For instance, the table
format can handle mixed data-types (per column) better than the fixed format. See, for instance, what happens if you use df.T.to_hdf(...)
in the above examples. The fixed format will issue the below PerformanceWarning (see this post on SO, or this pandas issue), while the table format works just fine.
PerformanceWarning: your performance may suffer as PyTables will pickle
object types that it cannot map directly to c-types
ptrepack
is a command-line utility that comes with PyTables (the package is named tables
). To see the current version of PyTables: python -m pip show tables
.
Using ptrepack, I can further reduce the file sizes for my dummy examples by applying some compression. (Using option --chunkshape=auto
did not have noticeable effect.)
# store1.repack.h5: 1.1MB -> 22kB
ptrepack --complevel=9 --complib=blosc "store1.h5" "store1.repack.h5"

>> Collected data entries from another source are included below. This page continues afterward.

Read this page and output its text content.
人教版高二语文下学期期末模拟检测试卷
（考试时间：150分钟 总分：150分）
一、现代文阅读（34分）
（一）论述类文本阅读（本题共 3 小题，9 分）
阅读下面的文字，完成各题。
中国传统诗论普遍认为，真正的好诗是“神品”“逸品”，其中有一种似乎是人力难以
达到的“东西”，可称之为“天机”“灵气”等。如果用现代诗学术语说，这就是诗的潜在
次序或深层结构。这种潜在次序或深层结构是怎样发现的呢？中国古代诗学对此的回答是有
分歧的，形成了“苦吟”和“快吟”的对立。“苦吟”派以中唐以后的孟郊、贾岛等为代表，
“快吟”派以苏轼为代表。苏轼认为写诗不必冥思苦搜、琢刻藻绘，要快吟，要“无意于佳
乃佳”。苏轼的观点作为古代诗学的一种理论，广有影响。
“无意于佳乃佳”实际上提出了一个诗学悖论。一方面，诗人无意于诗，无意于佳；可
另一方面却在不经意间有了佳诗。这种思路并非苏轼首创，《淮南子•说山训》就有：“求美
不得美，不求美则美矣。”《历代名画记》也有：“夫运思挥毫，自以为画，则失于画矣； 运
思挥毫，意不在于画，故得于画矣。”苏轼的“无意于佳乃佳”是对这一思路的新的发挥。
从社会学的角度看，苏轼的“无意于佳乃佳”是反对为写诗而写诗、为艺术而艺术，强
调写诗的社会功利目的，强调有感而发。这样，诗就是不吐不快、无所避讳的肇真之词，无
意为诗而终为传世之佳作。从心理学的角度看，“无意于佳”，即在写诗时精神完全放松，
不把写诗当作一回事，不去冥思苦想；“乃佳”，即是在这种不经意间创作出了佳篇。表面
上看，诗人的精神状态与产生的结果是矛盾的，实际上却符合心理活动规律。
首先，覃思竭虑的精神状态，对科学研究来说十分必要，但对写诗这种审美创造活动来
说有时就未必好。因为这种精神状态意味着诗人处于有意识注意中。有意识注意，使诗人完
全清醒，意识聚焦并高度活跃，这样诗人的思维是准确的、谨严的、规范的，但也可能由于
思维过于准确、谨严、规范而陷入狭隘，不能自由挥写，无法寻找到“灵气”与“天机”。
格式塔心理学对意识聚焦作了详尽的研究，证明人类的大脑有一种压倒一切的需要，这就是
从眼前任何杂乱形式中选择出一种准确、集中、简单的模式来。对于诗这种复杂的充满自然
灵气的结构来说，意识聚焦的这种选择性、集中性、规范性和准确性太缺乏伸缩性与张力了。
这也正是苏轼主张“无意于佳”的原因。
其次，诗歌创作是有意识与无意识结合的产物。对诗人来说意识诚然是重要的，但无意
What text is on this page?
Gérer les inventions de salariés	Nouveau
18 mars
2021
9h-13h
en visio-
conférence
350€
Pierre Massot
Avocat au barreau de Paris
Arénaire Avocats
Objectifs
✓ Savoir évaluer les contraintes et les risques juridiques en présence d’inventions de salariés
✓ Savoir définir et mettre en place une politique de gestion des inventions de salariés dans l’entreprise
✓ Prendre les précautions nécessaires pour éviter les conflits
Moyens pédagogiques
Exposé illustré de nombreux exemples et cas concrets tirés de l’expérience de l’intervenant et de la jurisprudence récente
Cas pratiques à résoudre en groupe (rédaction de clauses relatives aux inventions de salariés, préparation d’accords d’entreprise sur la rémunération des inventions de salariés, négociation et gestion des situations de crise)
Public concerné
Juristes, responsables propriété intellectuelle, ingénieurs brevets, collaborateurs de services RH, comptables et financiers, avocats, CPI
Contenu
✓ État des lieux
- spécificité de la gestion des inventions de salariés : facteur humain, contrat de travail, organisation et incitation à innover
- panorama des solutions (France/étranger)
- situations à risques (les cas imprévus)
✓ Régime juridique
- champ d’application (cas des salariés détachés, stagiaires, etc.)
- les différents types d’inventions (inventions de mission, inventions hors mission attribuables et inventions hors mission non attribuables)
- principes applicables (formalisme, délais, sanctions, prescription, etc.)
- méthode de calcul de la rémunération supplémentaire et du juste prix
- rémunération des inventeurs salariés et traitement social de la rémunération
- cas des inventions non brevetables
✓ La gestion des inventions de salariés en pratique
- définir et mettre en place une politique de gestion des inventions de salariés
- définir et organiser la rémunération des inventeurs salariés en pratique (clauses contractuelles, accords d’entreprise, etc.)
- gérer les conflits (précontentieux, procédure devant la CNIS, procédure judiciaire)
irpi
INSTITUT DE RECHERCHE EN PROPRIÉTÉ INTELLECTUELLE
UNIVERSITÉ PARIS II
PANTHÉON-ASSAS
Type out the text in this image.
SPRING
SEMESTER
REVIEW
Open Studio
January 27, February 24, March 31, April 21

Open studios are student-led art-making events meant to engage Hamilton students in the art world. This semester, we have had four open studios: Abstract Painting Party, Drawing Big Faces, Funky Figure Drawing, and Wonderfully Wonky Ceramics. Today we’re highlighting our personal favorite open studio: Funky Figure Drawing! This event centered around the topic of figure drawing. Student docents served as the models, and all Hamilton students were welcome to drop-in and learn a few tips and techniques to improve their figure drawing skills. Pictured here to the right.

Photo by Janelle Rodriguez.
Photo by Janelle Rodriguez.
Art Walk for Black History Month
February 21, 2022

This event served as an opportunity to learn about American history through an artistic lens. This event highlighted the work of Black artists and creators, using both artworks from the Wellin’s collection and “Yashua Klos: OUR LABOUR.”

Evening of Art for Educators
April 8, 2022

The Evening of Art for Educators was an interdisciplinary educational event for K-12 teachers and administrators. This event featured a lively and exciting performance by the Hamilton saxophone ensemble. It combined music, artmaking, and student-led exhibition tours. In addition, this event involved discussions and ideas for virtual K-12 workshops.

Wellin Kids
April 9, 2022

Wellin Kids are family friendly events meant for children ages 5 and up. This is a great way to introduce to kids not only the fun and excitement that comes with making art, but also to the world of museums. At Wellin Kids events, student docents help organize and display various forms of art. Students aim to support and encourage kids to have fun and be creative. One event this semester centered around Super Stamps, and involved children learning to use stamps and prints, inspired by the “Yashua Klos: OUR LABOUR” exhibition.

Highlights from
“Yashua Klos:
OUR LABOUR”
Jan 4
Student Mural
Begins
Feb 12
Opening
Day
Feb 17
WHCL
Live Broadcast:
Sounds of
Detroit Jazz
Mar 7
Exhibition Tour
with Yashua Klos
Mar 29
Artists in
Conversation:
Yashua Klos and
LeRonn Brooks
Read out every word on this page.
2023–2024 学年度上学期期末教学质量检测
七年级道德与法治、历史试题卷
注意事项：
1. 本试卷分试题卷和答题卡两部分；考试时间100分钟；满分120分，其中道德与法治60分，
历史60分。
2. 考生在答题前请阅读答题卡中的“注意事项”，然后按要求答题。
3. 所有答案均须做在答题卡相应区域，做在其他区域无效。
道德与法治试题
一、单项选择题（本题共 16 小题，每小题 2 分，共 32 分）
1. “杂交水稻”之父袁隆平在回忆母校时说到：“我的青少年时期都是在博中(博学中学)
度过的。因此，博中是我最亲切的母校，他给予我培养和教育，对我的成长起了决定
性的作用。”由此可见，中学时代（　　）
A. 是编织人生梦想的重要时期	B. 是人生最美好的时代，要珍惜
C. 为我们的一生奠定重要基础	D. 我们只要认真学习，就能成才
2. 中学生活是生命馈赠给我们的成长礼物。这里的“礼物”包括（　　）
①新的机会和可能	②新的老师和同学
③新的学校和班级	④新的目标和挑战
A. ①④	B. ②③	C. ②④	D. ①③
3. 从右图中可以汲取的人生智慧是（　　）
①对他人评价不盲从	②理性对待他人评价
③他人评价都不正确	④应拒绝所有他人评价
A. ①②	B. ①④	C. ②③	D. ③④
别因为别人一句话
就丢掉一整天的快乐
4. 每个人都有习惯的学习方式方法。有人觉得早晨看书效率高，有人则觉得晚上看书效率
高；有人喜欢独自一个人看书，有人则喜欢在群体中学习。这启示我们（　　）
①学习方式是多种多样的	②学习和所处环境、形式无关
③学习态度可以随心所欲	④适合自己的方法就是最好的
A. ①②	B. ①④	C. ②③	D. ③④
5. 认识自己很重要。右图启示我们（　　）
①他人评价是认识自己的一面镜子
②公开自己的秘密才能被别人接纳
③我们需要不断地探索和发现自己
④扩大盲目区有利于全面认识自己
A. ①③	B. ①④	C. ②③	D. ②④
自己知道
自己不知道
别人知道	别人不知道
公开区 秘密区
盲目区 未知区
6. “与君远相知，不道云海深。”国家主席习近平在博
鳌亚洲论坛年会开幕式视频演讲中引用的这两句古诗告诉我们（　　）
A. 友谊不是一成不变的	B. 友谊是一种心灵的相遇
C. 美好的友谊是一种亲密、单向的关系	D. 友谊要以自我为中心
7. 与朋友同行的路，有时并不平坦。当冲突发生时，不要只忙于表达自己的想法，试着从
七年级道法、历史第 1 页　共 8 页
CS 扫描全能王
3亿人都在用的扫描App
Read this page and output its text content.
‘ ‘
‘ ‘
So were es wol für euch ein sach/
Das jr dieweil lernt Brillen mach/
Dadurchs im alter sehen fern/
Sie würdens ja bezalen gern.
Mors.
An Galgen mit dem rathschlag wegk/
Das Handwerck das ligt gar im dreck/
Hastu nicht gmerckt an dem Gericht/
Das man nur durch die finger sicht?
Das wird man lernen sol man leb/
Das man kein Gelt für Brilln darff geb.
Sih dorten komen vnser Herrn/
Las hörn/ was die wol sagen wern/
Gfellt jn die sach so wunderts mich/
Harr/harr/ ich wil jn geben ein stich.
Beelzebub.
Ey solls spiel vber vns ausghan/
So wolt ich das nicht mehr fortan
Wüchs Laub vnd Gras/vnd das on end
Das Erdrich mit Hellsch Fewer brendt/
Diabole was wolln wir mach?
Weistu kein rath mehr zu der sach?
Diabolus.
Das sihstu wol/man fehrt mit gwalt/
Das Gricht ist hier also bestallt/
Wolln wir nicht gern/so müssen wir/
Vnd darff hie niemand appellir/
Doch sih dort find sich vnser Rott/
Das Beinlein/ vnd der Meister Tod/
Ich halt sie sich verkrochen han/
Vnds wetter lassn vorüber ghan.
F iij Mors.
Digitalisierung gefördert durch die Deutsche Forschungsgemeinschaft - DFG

# store2.repack.h5: 86kB -> 9kB
ptrepack --complevel=9 --complib=blosc "store2.h5" "store2.repack.h5"
In summary, saving the data frame in table-format and repacking the resulting store with compression allows to reduce the store's memory footprint. Whether its reasonable to minimize the storage overhead of an HDF store depends on your application.